The Discerning Texan

All that is necessary for evil to triumph, is for good men to do nothing.
-- Edmund Burke
Friday, December 21, 2007

UPDATED Huckabee (you know, that "Man of God"...) plays the Victim

UPDATE: I have edited, appended, and cleaned this up a bit for clarity. Also bumped.

*********************************************************************************

Subliminal crosses appearing in his ads, that gee-whiz Christmas message (whose real message is/was: 'we are too good of a people to be criticizing each other over this holiday--i.e. now that my polls are up, the other candidates would be positively 'non-Christian' were they to criticize me. Merry Christmas! ...')

Sorry, but I'm not buying.

I am all for a person of faith and conviction, but I do not trust a man who uses the Cross he's wearing on his sleeve as the prima facia evidence why we should chose him over the others. I want to know what the man will do, not how he prays or his religious dogma.

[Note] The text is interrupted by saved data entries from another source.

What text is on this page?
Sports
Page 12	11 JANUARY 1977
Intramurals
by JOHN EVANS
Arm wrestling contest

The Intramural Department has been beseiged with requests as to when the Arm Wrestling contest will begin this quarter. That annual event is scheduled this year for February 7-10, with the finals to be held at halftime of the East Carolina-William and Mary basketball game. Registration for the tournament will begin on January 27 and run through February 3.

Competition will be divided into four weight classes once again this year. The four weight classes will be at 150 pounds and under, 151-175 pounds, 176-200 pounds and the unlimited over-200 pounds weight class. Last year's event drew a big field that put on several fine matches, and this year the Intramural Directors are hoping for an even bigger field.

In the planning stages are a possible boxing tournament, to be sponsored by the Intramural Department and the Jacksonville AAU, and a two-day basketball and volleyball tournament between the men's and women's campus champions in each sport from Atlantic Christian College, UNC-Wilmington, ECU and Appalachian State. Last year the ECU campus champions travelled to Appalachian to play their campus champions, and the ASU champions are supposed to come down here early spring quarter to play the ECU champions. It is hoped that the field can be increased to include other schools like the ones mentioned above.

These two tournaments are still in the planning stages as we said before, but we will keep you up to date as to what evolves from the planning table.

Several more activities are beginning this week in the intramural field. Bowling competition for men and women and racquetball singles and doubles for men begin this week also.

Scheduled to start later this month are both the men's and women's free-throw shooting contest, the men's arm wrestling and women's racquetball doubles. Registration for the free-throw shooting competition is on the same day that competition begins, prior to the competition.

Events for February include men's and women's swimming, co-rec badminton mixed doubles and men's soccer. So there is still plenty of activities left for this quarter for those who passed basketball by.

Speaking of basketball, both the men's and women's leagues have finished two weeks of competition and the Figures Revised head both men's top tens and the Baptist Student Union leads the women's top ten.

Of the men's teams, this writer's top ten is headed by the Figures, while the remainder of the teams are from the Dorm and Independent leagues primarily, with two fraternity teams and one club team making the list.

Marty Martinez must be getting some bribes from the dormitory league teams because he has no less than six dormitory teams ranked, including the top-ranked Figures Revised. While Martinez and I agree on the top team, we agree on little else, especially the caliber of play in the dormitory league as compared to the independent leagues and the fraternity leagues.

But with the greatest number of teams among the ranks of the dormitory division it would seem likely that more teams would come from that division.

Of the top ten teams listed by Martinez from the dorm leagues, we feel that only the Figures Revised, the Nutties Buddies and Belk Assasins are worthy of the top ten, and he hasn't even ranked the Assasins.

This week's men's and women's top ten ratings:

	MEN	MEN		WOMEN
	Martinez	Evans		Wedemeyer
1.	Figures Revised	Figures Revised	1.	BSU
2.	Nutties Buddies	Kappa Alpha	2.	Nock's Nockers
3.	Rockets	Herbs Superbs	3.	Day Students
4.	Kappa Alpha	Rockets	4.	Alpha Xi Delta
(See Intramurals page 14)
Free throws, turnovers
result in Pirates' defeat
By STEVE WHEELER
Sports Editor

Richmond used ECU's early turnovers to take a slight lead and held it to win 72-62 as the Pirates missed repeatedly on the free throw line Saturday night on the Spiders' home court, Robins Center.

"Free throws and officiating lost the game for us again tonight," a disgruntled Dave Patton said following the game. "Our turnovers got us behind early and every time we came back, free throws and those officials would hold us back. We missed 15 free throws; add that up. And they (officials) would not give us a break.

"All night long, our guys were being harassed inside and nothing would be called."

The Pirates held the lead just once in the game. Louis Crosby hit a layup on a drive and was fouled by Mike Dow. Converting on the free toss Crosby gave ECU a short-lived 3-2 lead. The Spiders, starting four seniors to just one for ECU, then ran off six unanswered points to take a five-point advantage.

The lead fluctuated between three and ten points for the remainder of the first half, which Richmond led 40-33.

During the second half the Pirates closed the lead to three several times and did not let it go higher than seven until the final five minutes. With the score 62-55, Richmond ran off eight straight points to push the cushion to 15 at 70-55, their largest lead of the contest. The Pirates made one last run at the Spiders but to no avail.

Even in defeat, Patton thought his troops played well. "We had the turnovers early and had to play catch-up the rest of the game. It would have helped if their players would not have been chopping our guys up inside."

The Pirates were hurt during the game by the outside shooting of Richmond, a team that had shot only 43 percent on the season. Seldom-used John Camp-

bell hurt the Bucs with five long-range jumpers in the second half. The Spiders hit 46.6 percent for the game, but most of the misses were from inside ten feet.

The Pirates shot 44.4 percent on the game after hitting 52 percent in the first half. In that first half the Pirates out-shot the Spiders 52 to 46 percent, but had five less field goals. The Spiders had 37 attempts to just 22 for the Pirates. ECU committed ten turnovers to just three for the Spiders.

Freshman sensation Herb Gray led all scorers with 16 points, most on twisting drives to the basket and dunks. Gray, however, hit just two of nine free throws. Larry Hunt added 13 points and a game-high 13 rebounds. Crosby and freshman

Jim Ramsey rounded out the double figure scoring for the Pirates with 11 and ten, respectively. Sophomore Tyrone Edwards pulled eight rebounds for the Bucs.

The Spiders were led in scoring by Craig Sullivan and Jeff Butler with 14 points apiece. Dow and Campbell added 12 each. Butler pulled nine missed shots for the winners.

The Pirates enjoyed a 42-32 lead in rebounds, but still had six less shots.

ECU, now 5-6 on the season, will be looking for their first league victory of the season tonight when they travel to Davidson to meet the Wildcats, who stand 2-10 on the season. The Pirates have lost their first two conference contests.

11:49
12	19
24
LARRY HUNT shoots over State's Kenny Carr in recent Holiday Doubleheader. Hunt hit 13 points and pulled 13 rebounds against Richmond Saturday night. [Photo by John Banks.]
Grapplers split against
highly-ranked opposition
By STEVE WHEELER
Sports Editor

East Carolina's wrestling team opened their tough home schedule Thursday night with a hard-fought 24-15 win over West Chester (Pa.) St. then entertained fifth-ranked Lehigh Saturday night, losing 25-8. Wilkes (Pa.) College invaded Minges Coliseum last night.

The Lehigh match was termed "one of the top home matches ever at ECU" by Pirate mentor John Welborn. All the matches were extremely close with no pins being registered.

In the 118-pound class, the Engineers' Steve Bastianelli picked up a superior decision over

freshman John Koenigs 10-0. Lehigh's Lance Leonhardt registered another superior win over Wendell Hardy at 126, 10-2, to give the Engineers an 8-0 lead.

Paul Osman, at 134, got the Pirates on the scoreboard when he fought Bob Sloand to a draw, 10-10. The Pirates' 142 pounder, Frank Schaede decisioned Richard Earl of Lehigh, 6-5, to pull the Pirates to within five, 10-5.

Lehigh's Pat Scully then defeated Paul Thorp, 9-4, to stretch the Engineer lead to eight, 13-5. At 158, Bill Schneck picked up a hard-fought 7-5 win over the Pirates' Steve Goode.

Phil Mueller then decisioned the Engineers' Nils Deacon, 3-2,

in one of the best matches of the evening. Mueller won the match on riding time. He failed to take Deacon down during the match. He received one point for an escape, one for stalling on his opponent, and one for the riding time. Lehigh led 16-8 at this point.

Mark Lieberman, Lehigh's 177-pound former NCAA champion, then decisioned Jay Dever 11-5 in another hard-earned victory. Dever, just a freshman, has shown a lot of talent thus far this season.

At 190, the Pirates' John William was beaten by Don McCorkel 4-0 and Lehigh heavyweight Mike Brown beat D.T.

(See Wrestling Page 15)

When it comes to real issues--and even what I suspect to be his psyche--Huckabee seems to stands for almost nothing else beyond his undefined faux (or at least overblown) morality. We don't like it when zealots in Iran run their country based on the literal interpretation of Quaranic scripture; why in the world would we want to put as big of a question mark as Huckabee in the position to do something similar here in America? What does the Bible say about:
But the other thing is I am just not buying this whole "aw shucks I'm just a man following Jesus..." political campaign. I am all for people being allowed to express their faith, and our Constitution has succeeded in this country because it promotes toleration of others' faiths, not to persecute them--but also I think what the Framers were trying to accomplish with this whole Church/State balancing act is to avoid repeating the mistake of the English whom they were breaking away from--a kingdom whose rulers got to determine the "official" State religion; a policy that caused widespread bloodshed throughout English history.

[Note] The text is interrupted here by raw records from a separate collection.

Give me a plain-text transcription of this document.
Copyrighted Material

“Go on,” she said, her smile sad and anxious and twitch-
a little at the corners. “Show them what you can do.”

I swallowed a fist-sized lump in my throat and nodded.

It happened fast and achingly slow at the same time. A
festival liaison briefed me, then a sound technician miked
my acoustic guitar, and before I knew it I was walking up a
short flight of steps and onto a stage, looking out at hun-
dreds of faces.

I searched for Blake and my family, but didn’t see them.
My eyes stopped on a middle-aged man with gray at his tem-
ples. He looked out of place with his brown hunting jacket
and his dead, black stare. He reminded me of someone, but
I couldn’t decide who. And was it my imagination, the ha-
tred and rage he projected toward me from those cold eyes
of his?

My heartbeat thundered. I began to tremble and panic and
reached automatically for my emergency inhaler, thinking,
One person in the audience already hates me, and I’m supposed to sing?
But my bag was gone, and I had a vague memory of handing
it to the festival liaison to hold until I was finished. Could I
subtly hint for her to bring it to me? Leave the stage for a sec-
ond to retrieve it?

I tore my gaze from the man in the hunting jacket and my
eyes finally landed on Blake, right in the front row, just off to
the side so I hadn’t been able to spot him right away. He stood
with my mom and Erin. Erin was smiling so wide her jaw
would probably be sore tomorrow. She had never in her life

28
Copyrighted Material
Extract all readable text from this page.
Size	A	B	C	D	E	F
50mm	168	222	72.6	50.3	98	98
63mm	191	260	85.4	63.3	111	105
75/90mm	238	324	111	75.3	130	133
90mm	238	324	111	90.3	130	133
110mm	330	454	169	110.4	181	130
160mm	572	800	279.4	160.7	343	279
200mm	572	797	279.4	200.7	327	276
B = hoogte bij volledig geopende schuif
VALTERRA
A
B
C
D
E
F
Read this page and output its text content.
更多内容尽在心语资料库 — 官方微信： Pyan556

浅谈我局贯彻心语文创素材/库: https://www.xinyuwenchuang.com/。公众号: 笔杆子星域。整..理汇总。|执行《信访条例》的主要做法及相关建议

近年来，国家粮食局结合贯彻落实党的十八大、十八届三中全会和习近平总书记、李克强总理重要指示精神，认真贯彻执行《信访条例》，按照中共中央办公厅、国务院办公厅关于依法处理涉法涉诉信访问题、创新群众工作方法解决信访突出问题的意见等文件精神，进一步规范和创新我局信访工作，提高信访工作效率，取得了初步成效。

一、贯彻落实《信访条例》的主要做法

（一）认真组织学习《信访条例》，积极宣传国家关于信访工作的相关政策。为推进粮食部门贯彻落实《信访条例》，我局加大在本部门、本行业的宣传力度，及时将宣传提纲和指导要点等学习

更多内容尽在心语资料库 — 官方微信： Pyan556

The UK became a kingdom where you could be persecuted if you did not adhere to either the Pope's or Martin Luther's version of theology (depending on the timeframe). If the King was Protestant and you were Catholic, well--things did not go so well for you. And vice-versa. Which is probably, by the way, a cause-and-effect reason why I am here today writing this. But it is nevertheless true, and it is also the primary reason why the United States came into being in the first place.

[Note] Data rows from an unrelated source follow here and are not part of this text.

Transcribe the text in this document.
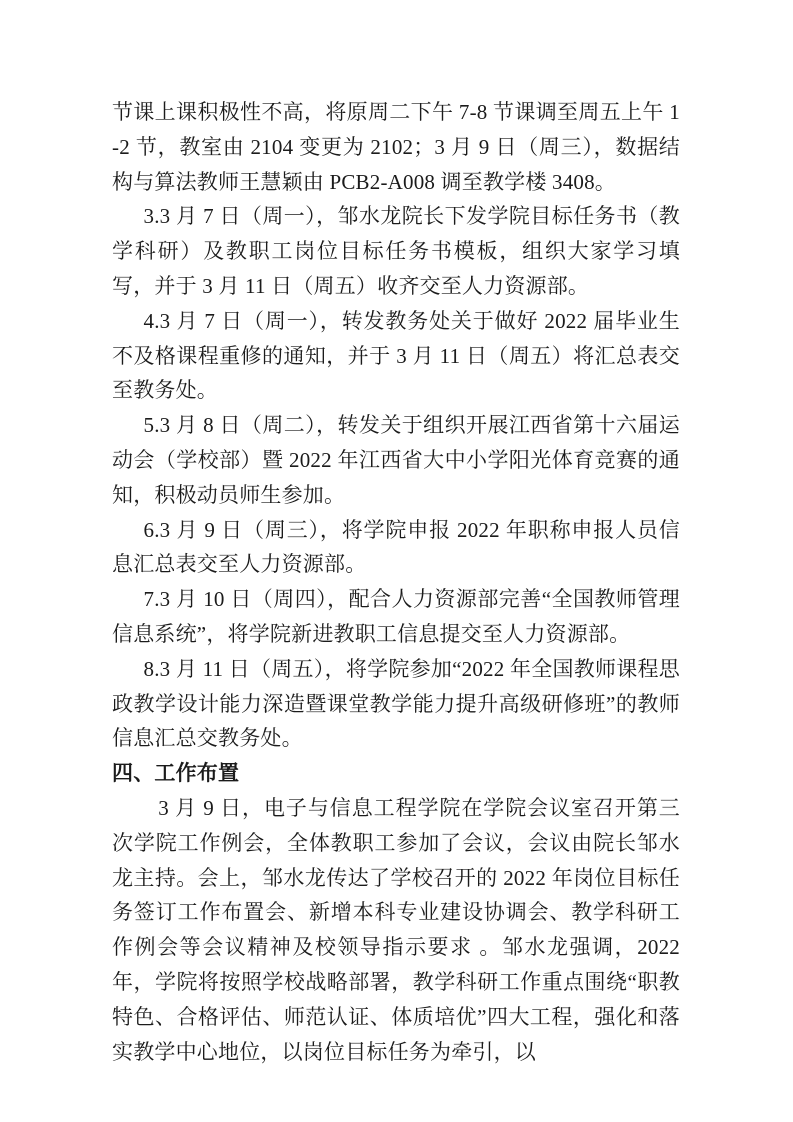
节课上课积极性不高，将原周二下午 7-8 节课调至周五上午 1-2 节，教室由 2104 变更为 2102；3 月 9 日（周三），数据结构与算法教师王慧颖由 PCB2-A008 调至教学楼 3408。

3.3 月 7 日（周一），邹水龙院长下发学院目标任务书（教学科研）及教职工岗位目标任务书模板，组织大家学习填写，并于 3 月 11 日（周五）收齐交至人力资源部。

4.3 月 7 日（周一），转发教务处关于做好 2022 届毕业生不及格课程重修的通知，并于 3 月 11 日（周五）将汇总表交至教务处。

5.3 月 8 日（周二），转发关于组织开展江西省第十六届运动会（学校部）暨 2022 年江西省大中小学阳光体育竞赛的通知，积极动员师生参加。

6.3 月 9 日（周三），将学院申报 2022 年职称申报人员信息汇总表交至人力资源部。

7.3 月 10 日（周四），配合人力资源部完善“全国教师管理信息系统”，将学院新进教职工信息提交至人力资源部。

8.3 月 11 日（周五），将学院参加“2022 年全国教师课程思政教学设计能力深造暨课堂教学能力提升高级研修班”的教师信息汇总交教务处。

四、工作布置

3 月 9 日，电子与信息工程学院在学院会议室召开第三次学院工作例会，全体教职工参加了会议，会议由院长邹水龙主持。会上，邹水龙传达了学校召开的 2022 年岗位目标任务签订工作布置会、新增本科专业建设协调会、教学科研工作例会等会议精神及校领导指示要求 。邹水龙强调，2022 年，学院将按照学校战略部署，教学科研工作重点围绕“职教特色、合格评估、师范认证、体质培优”四大工程，强化和落实教学中心地位，以岗位目标任务为牵引，以
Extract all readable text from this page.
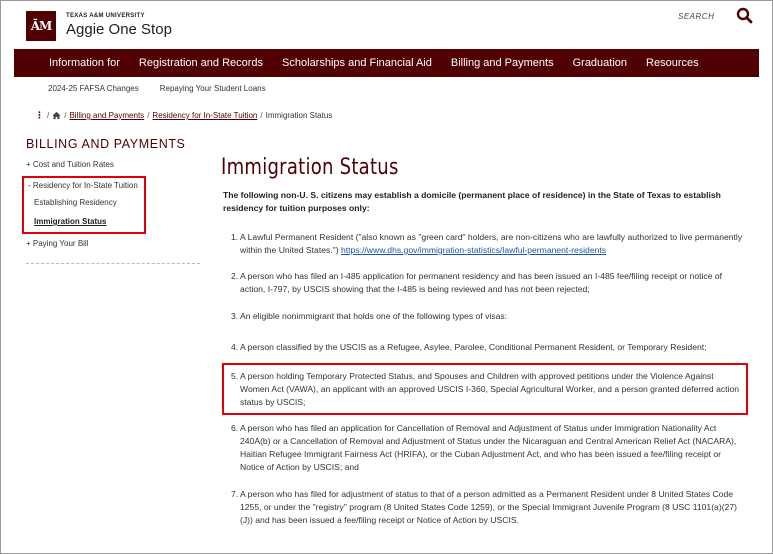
ĀM
TEXAS A&M UNIVERSITY
Aggie One Stop
SEARCH
Information for Registration and Records Scholarships and Financial Aid Billing and Payments Graduation Resources
2024-25 FAFSA Changes	Repaying Your Student Loans
⋮ / / Billing and Payments / Residency for In-State Tuition / Immigration Status
BILLING AND PAYMENTS
+ Cost and Tuition Rates
- Residency for In-State Tuition
Establishing Residency
Immigration Status
+ Paying Your Bill
Immigration Status

The following non-U. S. citizens may establish a domicile (permanent place of residence) in the State of Texas to establish residency for tuition purposes only:

1. A Lawful Permanent Resident ("also known as "green card" holders, are non-citizens who are lawfully authorized to live permanently within the United States.") https://www.dhs.gov/immigration-statistics/lawful-permanent-residents
2. A person who has filed an I-485 application for permanent residency and has been issued an I-485 fee/filing receipt or notice of action, I-797, by USCIS showing that the I-485 is being reviewed and has not been rejected;
3. An eligible nonimmigrant that holds one of the following types of visas:
4. A person classified by the USCIS as a Refugee, Asylee, Parolee, Conditional Permanent Resident, or Temporary Resident;
5. A person holding Temporary Protected Status, and Spouses and Children with approved petitions under the Violence Against Women Act (VAWA), an applicant with an approved USCIS I-360, Special Agricultural Worker, and a person granted deferred action status by USCIS;
6. A person who has filed an application for Cancellation of Removal and Adjustment of Status under Immigration Nationality Act 240A(b) or a Cancellation of Removal and Adjustment of Status under the Nicaraguan and Central American Relief Act (NACARA), Haitian Refugee Immigrant Fairness Act (HRIFA), or the Cuban Adjustment Act, and who has been issued a fee/filing receipt or Notice of Action by USCIS; and
7. A person who has filed for adjustment of status to that of a person admitted as a Permanent Resident under 8 United States Code 1255, or under the "registry" program (8 United States Code 1259), or the Special Immigrant Juvenile Program (8 USC 1101(a)(27)(J)) and has been issued a fee/filing receipt or Notice of Action by USCIS.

The men who wrote our Constitution and fought the bitter war against the most powerful country on Earth of that time, went out of their way to try and prevent a similar form of Government here. And yet this seems to me to be exactly what Mike Huckabee's commercials (and his campaign in general)--seem to be gunning for.

I understand that a great majority of American "believers" (regardless of religion) make their home in the Republican Party. And I am glad this is the case, because the Judeo-Christian underpinning means that the Republicans are more likely to have a civilized moral and ethical basis to their policy decisions. But with that said, I do not think that one should use their specific religious affiliation as a "campaign issue" (nor religious dogma of one belief against another candidate(s)). To do so is to project ourselves backwards in every sense of the word. We are not the Tudors of England nor do we want to be. That we are not is America's raison d'etre in the first place; (well that and our disdain for taxation, which the Republicans also have in their favor...)

Huckabee is a "false prophet" from where I sit. I don't not like him because he is a Christian; I don't like him because I believe he is using his religion to support his own blind ambition. Hell, Romney is doing everything he can to not discuss Mormonism--yet I buy it that Romney really is a man of morality and conviction, who would not be blown about by every wind.

Huckabee on the other hand seems to be courting the "David Duke demographic" of the party--or that portion thereof not supporting Ron Paul--while simultaneously trying to emulate the "I lusted in my heart" phenomenon of Jimmy Carter. Worse, he seems to have a frighteningly similar ideology and campaign style to Carter.

And now this charlatan is playing the victim--this man who is trying to become the most powerful man on earth. I don't want someone with victim mentality as my President. Nor to I want someone that has to be popular to feel good about himself. We tried that with Jimmy Carter. It was a disaster, to put it lightly.

When I hear the word "populist" it means to me someone who always wants to do the popular thing. That is great if the country happens to be behind standing up for the Constitution. But if half the country is wanting to tear it up and start over again, electing a "populist" is not the best prescription for fulfilling the Oath of Office. Why did we all love Reagan so much? Because he was a man of principle--and because we knew what those principles were. With Huckabee all we know is that as Governor he did not govern like a Conservative--and that he prays every night. That's it. He did not govern like a Reagan on Kennedy, he governed like Carter.

America does not need a President who is blown about by every wind and who caves to the forces who want to destroy us.

For that job, we can do better than Mike Huckabee.

Give me Fred, or short of that Mitt, or Rudy.

UPDATE: I also heard a scintillating rumor about negotiations between the Rudy and John McCain camps, discussing the two of them running as President and Vice President. But who would be at the top of that ticket? I can easily see Fred and Romney making a similar deal if it came to that.